El sol de la tarde caía con fuerza sobre el pavimento del patio trasero de la casa adosada en las afueras de Madrid. Para cualquiera que mirara desde lejos, parecía una estampa idílica de verano. Sin embargo, detrás de los muros de piedra, se desarrollaba un drama silencioso y cruel. Claudia, una joven de veintiséis años con una melena pelirroja que solía brillar con vida, se encontraba ahora tirada en el suelo de hormigón, llorando desconsoladamente al lado de su silla de ruedas volcada.

Sobre ella, con una postura rígida y una mirada desprovista de cualquier rastro de empatía humana, se alzaba Alba.

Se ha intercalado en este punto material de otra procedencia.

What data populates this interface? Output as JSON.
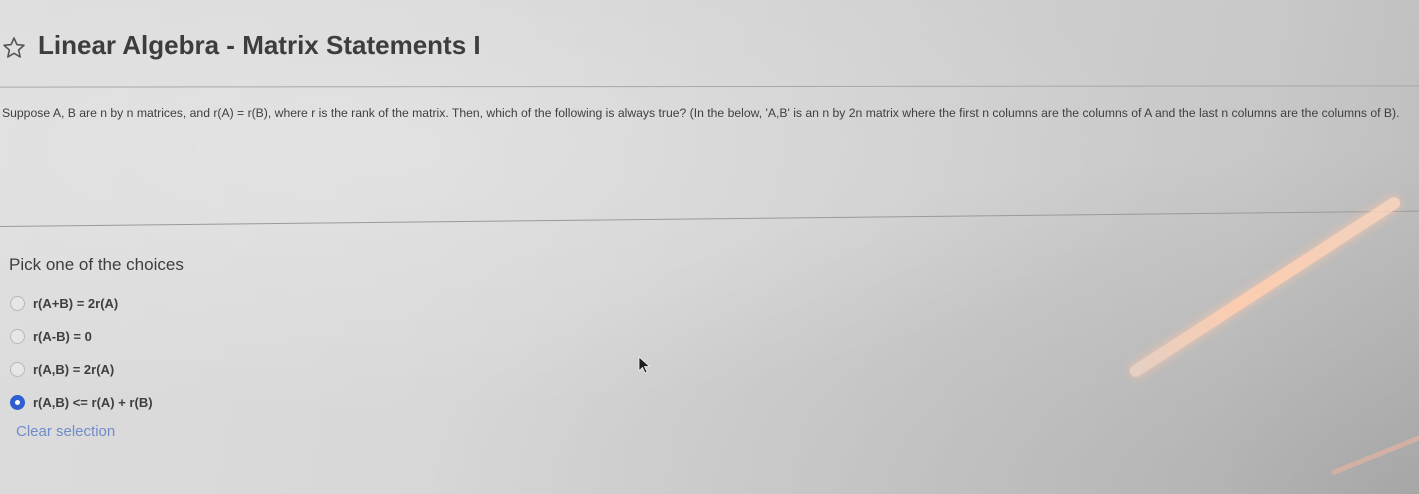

Vestida con su uniforme médico de color azul, la supuesta cuidadora profesional no hizo el menor intento de ayudar a la joven a levantarse. En su lugar, la observó con un desprecio infinito y, con una voz cargada de veneno, le gritó:

El regreso de mi prometido militar me salvó de una cuidadora despiadada
—Cuídate.

Alba se dio la vuelta con agresividad, dispuesta a entrar a la casa y dejar a Claudia abandonada a su suerte bajo el sol abrasador. Pero el destino tenía otros planes. Antes de que pudiera dar un paso más, la puerta del jardín se abrió de golpe. David, el prometido de Claudia, irrumpió en la escena. Vestía su uniforme de gala azul oscuro del ejército de tierra, recién llegado de una larga y peligrosa misión internacional.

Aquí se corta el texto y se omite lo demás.